Omeprazole, a proton pump inhibitor, decreases gastric acid secretion by blocking the final step in the production of hydrochloric acid in the parietal cell. In dogs, omeprazole decreased aspirin-related gastritis but had no effect on ulcer healing. A single dose inhibits acid secretion for 3-4 days, despite a relatively short plasma half life. The recommended dosage in dogs and cats is 0.7 mg/kg/day.
Misoprostol, a synthetic prostaglandin E1 analog, inhibits gastric acid production and has a cytoprotective effect. Several studies have shown the protective effect of misoprostol in preventing GI mucosal lesions in humans as well as in dogs treated with nonsteroidal anti-inflammatory drugs, but is less efficacious than H2 blockers to treat ulcers. However, the use of misoprostol recently was observed to not be effective in preventing GI hemorrhage in dogs receiving high doses of methylprednisolone and undergoing spinal surgery.
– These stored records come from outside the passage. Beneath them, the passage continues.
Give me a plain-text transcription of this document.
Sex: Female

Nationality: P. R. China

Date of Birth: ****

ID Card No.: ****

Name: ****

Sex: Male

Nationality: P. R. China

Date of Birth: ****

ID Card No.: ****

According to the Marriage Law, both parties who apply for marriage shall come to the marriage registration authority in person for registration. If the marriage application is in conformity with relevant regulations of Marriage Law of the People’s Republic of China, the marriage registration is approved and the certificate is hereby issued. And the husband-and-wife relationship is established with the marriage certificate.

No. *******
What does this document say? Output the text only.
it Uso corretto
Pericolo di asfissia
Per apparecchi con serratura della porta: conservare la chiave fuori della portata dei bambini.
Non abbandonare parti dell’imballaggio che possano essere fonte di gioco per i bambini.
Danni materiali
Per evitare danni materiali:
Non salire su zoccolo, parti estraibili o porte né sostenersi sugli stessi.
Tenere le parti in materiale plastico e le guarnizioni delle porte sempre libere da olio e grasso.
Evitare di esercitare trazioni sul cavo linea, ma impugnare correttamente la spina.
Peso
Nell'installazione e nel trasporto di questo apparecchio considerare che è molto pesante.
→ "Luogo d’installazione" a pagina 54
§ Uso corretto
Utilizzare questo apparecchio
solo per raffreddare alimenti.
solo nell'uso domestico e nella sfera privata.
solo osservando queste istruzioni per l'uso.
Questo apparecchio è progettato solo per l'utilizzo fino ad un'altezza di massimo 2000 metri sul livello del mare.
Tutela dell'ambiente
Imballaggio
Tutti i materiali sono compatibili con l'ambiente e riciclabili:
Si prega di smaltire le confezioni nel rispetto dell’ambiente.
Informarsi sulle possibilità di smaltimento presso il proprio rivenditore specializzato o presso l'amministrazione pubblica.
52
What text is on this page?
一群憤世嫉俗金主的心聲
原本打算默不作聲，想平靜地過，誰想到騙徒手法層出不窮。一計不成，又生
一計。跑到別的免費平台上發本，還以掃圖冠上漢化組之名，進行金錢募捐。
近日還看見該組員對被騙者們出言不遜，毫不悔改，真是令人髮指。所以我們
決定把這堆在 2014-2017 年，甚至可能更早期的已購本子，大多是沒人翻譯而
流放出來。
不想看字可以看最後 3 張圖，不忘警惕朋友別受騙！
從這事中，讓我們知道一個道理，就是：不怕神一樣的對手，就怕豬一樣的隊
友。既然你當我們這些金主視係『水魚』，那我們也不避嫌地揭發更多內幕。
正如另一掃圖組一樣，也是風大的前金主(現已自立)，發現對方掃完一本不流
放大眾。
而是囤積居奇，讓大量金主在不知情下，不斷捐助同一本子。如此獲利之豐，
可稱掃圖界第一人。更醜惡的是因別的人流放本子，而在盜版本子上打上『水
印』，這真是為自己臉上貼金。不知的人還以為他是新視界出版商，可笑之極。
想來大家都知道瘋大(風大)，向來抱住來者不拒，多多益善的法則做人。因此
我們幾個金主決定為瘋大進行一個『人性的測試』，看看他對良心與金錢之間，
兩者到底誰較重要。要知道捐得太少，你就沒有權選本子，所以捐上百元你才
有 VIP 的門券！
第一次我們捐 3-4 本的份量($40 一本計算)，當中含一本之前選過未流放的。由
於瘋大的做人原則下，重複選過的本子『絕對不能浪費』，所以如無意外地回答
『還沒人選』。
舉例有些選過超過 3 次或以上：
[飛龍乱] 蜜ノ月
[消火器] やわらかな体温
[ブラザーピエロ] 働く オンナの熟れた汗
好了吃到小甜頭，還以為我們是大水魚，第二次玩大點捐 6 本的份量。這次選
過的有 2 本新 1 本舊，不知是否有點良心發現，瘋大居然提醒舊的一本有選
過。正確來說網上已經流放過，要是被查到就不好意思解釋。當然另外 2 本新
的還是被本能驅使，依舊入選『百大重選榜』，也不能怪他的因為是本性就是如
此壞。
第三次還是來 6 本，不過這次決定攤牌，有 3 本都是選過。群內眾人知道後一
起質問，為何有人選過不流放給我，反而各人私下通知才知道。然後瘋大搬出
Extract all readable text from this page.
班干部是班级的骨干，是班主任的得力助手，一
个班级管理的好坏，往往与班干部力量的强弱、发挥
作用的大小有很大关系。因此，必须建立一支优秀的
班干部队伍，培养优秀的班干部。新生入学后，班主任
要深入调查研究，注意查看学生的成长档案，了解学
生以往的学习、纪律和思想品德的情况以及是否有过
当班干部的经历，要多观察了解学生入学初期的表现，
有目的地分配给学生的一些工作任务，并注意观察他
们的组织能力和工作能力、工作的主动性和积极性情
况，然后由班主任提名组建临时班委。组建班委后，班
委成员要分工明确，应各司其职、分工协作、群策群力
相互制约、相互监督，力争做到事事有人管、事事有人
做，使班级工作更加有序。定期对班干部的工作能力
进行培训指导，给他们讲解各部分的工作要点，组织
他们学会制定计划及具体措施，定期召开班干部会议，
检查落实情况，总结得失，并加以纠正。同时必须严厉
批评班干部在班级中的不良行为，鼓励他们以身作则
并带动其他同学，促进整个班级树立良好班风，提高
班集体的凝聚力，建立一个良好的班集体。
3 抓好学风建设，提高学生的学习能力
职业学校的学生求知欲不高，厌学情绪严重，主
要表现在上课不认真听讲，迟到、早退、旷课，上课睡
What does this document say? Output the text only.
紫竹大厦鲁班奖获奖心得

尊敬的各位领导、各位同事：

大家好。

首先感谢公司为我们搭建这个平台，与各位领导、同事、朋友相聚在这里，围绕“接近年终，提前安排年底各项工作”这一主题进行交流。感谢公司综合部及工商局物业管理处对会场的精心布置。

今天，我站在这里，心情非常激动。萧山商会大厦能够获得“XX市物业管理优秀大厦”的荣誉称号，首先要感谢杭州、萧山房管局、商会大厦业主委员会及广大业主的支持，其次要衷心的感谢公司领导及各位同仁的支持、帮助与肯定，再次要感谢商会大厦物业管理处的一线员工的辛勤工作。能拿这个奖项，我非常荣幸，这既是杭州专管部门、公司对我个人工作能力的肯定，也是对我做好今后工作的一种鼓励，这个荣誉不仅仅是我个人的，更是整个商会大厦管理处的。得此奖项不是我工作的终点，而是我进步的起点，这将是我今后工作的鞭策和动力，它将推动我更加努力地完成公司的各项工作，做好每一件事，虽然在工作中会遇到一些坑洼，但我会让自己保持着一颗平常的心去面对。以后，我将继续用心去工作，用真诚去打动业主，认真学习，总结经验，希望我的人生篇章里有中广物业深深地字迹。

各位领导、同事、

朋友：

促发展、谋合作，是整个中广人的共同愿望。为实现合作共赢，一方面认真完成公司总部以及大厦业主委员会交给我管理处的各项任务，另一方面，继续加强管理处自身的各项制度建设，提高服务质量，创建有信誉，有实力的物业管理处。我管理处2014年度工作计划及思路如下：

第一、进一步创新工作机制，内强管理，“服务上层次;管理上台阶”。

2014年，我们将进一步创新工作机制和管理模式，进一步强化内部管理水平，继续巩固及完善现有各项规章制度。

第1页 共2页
Misoprostol has a cytoprotective effect from stimulation of bicarbonate and mucus secretion, increased mucosal blood flow, decreased vascular permeability and increased cellular proliferation and migration. Side effects of misoprostol are mainly limited to diarrhea and flatulence, and is contraindicated in pregnant dogs as it can induce abortion. It is dosed at 2-5 μg/kg PO BID-TID.
1. De Brito, Trepanier. 2008. Risk of hemolytic anemia with intravenous administration of famotidine to hospitalized cats. J Vet Intern Med 22:325-329.
2. Neiger, et al. 2000. Gastric mucosal lesions in dogs with acute intervertebral disc disease: Characterization and effects of omeprazole or misoprostol. J Vet Intern Med 14:33-36
3. Sedlacek, et al. 2008. Comparative efficacy of maropitant and selected drugs in preventing emesis induced by centrally or peripherally acting emetogens in dogs. J. Vet. Pharmacol. Therap. 31, 533-537.
4. Wilson, et al. 2006. Influence of metoclopramide on gastroesophageal reflux in anesthetized dogs. Am J Vet Res 67:1, 26-31.